A. Référence de la décision
- Cour de cassation,
- Ordonnance du 03 Novembre 2011
- Numéro d’inscription au répertoire général : 10-21.522
B. Parties
- Appelant : Monsieur X…
- Intimée : La Coque de nacre
C. Contexte et objet de la décision
- Litige relatif au licenciement de M. X… pour faute grave, intervenu le 7 novembre 2006.
- M. X… conteste la validité de ce licenciement et demande des indemnités.
D. Moyens des parties
- Société La Coque de nacre :
- Arguments soutenant une faute grave de M. X… en raison de son refus d’exécuter certaines tâches associées à son poste.
- Affirmation que l’employeur a le pouvoir de modifier les conditions de travail sans que cela constitue une modification du contrat.
- M. X… :
- Argument selon lequel les tâches reprochées n’étaient pas des fonctions de chauffeur-livreur.
- Rappel sur le principe « à travail égal, salaire égal » visant à obtenir une égalité de rémunération avec un collègue.
E. Réponse de la Cour
- Concernant le licenciement :
- La cour d’appel a considéré que le licenciement n’était pas justifié par une cause réelle et sérieuse.
- Aucun des manquements reprochés à M. X… n’a été prouvé, validant sa réclamation.
- Concernant le salaire :
- La cour d’appel a mal appliqué le principe « à travail égal, salaire égal » en ne vérifiant pas les différences de qualifications entre M. X… et son collègue.

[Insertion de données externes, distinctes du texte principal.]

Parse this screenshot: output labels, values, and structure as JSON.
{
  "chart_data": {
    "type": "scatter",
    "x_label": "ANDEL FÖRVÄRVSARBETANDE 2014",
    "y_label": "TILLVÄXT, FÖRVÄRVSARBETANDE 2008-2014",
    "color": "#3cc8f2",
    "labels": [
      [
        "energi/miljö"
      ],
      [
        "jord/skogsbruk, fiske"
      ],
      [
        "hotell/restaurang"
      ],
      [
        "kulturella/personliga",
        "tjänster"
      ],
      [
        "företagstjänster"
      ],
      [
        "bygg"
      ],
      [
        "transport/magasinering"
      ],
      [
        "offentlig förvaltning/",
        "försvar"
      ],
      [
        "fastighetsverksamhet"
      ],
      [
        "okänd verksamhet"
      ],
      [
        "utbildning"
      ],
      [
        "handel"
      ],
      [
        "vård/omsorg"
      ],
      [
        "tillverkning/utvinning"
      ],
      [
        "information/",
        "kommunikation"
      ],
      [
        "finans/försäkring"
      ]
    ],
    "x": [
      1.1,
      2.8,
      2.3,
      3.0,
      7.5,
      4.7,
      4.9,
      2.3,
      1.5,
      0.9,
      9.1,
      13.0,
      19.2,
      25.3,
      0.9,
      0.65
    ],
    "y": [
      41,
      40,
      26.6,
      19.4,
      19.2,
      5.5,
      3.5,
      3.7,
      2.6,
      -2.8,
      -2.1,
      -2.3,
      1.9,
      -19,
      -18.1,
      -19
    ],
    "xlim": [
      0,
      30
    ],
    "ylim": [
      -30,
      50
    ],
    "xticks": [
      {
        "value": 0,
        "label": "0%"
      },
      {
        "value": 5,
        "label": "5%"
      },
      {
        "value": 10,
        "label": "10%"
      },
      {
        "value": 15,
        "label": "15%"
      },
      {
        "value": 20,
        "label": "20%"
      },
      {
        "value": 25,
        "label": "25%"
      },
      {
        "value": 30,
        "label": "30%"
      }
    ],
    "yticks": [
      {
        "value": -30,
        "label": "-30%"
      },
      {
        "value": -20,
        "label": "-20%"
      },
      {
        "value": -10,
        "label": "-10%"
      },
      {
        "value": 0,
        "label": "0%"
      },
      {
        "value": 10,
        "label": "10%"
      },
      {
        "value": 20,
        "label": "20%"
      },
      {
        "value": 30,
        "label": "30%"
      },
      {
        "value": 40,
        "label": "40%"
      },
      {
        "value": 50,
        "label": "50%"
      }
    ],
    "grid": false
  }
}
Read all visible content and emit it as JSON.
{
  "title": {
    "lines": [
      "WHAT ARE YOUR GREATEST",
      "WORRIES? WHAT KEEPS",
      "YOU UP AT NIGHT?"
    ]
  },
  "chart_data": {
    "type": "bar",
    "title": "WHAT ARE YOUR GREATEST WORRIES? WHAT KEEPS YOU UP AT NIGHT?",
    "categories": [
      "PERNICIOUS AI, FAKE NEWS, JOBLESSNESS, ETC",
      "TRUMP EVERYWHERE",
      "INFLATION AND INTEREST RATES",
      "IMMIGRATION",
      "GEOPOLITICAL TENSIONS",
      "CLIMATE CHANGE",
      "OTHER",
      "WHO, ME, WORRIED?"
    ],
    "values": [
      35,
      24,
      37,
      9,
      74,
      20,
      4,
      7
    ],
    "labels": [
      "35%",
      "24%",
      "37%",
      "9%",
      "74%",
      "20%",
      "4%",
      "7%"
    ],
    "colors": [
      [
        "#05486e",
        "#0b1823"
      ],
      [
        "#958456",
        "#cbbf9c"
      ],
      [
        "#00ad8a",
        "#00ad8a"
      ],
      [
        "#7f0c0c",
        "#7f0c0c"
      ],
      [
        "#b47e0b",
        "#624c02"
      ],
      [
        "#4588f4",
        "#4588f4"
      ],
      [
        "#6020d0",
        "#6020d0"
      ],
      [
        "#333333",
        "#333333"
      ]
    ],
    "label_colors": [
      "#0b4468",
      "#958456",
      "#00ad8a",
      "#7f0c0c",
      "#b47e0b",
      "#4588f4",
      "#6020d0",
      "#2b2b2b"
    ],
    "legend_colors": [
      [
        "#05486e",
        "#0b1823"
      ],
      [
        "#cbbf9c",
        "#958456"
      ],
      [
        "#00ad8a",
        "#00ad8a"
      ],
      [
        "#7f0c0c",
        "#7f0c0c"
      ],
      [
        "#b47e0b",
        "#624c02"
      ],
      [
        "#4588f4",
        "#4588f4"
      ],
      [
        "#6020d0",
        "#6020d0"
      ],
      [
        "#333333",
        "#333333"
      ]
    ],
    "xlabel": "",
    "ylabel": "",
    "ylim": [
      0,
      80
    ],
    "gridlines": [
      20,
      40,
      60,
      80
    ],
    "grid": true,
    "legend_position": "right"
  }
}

- La Cour de cassation a donc cassé l’arrêt sur la question des rappels de salaire.
F. Conclusion
- La Cour de cassation a cassé partiellement l’arrêt de la cour d’appel concernant le rappel de salaire.
- M. X… est fondé à réclamer des indemnités liées à son licenciement.
- La cause et les parties sont renvoyées devant une cour d’appel de Paris autrement composée.